Recently I'm discovering the data lake world, I'm planning on setting up a data lake with ADL. One of the things I'm not sure on is how a data lake is supposed to track changes over time/handle different version from a source.
I've come across site that claim that a data lake serves data as is, other state that data should be timestamped or the folder structure should reflect a timestamp.
Anyway, any best practices?
Cheers!
Often there are different zones in a data lake. Here is a good explanation of common zones. In the Raw zone, data is typically unchanged from source. It might be incremental loads of what records changed since the last load, or it could be a full copy of the data source entity. That is typically where you will see timestamped folders for each entity. As an example, you might have the following folder structure.
Raw Data
Organizational Unit
Subject Area
Original Data Source
Object
Date Loaded
File(s)
Users typically don't query the Raw zone. It is acting as a historical archive of the data.
Users will often query Curated zone. This zone usually contains a subset of data from Raw that has been transformed to meet user needs. Often, this contains a copy of what the entity currently looks like, omitting older versions because that is what analysts/data scientists want to see, or because that is what needs to feed into another application that sources data from the data lake.

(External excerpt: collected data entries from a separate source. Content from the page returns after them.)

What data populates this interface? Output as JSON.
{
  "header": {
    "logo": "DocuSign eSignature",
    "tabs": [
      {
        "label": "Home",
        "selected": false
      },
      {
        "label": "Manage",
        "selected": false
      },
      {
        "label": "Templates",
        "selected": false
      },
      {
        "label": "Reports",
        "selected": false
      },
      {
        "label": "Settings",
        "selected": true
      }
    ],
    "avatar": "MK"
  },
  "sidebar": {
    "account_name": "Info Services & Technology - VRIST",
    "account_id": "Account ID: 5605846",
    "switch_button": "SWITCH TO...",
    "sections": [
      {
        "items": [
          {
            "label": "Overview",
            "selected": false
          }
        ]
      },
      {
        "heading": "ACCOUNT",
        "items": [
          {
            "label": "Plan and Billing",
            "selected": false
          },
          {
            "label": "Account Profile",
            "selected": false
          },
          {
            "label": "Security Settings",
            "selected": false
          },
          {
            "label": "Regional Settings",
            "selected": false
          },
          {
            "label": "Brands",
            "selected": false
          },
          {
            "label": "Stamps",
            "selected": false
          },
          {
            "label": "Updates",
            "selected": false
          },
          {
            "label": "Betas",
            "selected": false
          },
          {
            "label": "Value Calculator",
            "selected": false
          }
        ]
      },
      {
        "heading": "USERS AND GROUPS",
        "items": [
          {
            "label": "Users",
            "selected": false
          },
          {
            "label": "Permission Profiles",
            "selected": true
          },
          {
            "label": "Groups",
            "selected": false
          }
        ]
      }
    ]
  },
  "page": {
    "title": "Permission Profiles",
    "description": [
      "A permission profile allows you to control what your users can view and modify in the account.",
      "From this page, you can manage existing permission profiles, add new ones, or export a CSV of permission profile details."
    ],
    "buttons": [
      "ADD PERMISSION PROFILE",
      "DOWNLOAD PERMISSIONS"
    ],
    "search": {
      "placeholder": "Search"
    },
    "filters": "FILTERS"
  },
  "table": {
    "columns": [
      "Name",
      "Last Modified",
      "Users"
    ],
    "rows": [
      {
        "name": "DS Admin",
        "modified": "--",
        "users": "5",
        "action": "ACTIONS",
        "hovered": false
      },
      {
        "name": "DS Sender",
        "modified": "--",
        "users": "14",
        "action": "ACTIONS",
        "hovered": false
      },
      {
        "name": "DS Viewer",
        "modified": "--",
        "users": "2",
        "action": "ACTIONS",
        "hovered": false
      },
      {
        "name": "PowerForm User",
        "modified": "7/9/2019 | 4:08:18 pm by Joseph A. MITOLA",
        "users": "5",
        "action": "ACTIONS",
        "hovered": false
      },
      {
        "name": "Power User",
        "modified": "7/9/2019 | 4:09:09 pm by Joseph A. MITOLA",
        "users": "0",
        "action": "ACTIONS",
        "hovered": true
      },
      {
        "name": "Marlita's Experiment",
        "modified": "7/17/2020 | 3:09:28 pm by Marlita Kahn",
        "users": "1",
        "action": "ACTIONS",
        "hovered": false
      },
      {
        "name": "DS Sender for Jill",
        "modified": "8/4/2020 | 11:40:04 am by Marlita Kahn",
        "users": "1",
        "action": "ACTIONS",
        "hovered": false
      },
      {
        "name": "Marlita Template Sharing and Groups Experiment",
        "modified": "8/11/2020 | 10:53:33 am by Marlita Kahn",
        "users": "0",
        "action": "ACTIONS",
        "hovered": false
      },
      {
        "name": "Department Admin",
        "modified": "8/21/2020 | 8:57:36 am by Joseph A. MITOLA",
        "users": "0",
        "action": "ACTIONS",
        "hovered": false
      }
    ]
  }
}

You can find a good explanation of Raw and Curated zones here.
So it's possible that you would have both timestamped data where you track changes as well as a current snapshot. What you have probably read is that a data lake should allow you to be able to recreate what an entity looked like at a specific time, and that can be accomplished in Raw. But other zones cater to your organization's data needs, whether that is current, all history, or snapshots as of specific dates.